Comment by fc417fc802
14 days ago
> There’s entirely too much security surface area to put arbitrary HTML into emails ...
We manage it with browsers though.
Don't get me wrong, I've never liked html in emails to begin with. It's the same issue that markdown and every other rich text system has regarding where to draw the line. HN even strips most emojis (and I think that's a good thing).
“We manage it”
Vapid statement.
When emojis are stripped on one website, users of that website understand it’s a product limitation.
When links work on one email client but not another, that’s a huge issue for the email sender and a lot of headache to learn/study the differences between email clients and the stack they are built on.
The difference between HTML and CSS properties supported on different email clients is WILD.[1] the rendering differences are significant, as are the man hours required to get emails to mostly look predictable on the breadth of email clients in use today.

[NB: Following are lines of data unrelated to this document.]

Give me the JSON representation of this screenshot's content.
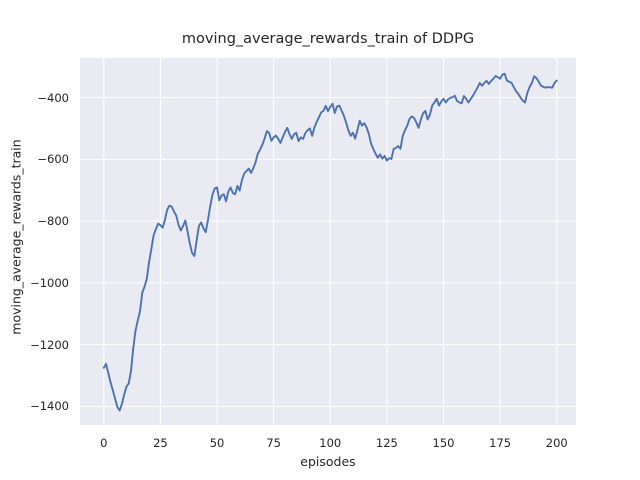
{
  "figure": {
    "background": "#ffffff",
    "plot_background": "#eaeaf2",
    "grid_color": "#ffffff",
    "text_color": "#262626",
    "line_color": "#4c72b0"
  },
  "chart_data": {
    "type": "line",
    "title": "moving_average_rewards_train of DDPG",
    "xlabel": "episodes",
    "ylabel": "moving_average_rewards_train",
    "legend": "none",
    "grid": true,
    "xlim": [
      -10.5,
      208.5
    ],
    "ylim": [
      -1460,
      -272
    ],
    "xticks": [
      0,
      25,
      50,
      75,
      100,
      125,
      150,
      175,
      200
    ],
    "xtick_labels": [
      "0",
      "25",
      "50",
      "75",
      "100",
      "125",
      "150",
      "175",
      "200"
    ],
    "yticks": [
      -400,
      -600,
      -800,
      -1000,
      -1200,
      -1400
    ],
    "ytick_labels": [
      "−400",
      "−600",
      "−800",
      "−1000",
      "−1200",
      "−1400"
    ],
    "series": [
      {
        "name": "moving_average_rewards_train",
        "color": "#4c72b0",
        "x_start": 0,
        "x_step": 1,
        "y": [
          -1275,
          -1262,
          -1292,
          -1322,
          -1348,
          -1375,
          -1402,
          -1413,
          -1392,
          -1362,
          -1336,
          -1326,
          -1286,
          -1212,
          -1155,
          -1122,
          -1092,
          -1032,
          -1012,
          -986,
          -932,
          -890,
          -846,
          -826,
          -808,
          -813,
          -821,
          -796,
          -763,
          -750,
          -753,
          -769,
          -782,
          -812,
          -830,
          -816,
          -798,
          -834,
          -873,
          -903,
          -913,
          -863,
          -816,
          -804,
          -823,
          -836,
          -796,
          -752,
          -714,
          -694,
          -691,
          -733,
          -717,
          -713,
          -736,
          -704,
          -691,
          -709,
          -713,
          -686,
          -701,
          -667,
          -646,
          -638,
          -630,
          -644,
          -629,
          -610,
          -582,
          -569,
          -553,
          -533,
          -509,
          -514,
          -540,
          -529,
          -523,
          -533,
          -547,
          -529,
          -512,
          -498,
          -518,
          -534,
          -519,
          -514,
          -541,
          -529,
          -534,
          -515,
          -506,
          -500,
          -524,
          -497,
          -479,
          -464,
          -448,
          -443,
          -427,
          -444,
          -430,
          -420,
          -450,
          -429,
          -426,
          -442,
          -459,
          -481,
          -506,
          -524,
          -514,
          -533,
          -506,
          -475,
          -491,
          -483,
          -496,
          -517,
          -549,
          -566,
          -582,
          -595,
          -584,
          -598,
          -589,
          -604,
          -596,
          -599,
          -566,
          -563,
          -557,
          -566,
          -524,
          -506,
          -491,
          -469,
          -461,
          -466,
          -481,
          -498,
          -471,
          -451,
          -443,
          -471,
          -456,
          -426,
          -416,
          -404,
          -426,
          -413,
          -404,
          -416,
          -406,
          -401,
          -399,
          -394,
          -411,
          -416,
          -419,
          -395,
          -404,
          -416,
          -405,
          -394,
          -381,
          -368,
          -353,
          -362,
          -353,
          -346,
          -356,
          -347,
          -339,
          -330,
          -334,
          -339,
          -326,
          -323,
          -345,
          -349,
          -352,
          -366,
          -379,
          -388,
          -400,
          -410,
          -416,
          -385,
          -366,
          -353,
          -331,
          -337,
          -348,
          -361,
          -365,
          -368,
          -366,
          -367,
          -368,
          -353,
          -345
        ]
      }
    ]
  }
}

And remember that every time there is a browser engine (or even just a fork) people have to maintain it. They need to develop features, squash bugs, patch security issues, pull from upstream, coordinate with downstream forks, etc. webmail providers are SaaS but have to have intricate and accurate understanding of every browser parse / rendering bug/permutation and a deep understanding of all of the legit HTML/CSS/JavaScript/DOM/XML/images/URLs (including weird ones like data: blobs) supported by every browser.
“we manage it” is doing an insane amount of hiding the complexity there.
[1] https://templates.mailchimp.com/resources/email-client-css-s...
I never claimed email clients were uniform (that would obviously be incorrect). I responded to "too much security surface area" with "browsers seem to manage it". The security is clearly a solvable problem because we all use the solution every day.
In your analogy, different email clients equate to different products (ie websites). I agree that it's a headache for users. My point was that it's not an unsolvable security issue but rather an unsolvable lack of agreement about what should and shouldn't be included in a rich text representation, or if email should even use rich text at all for that matter.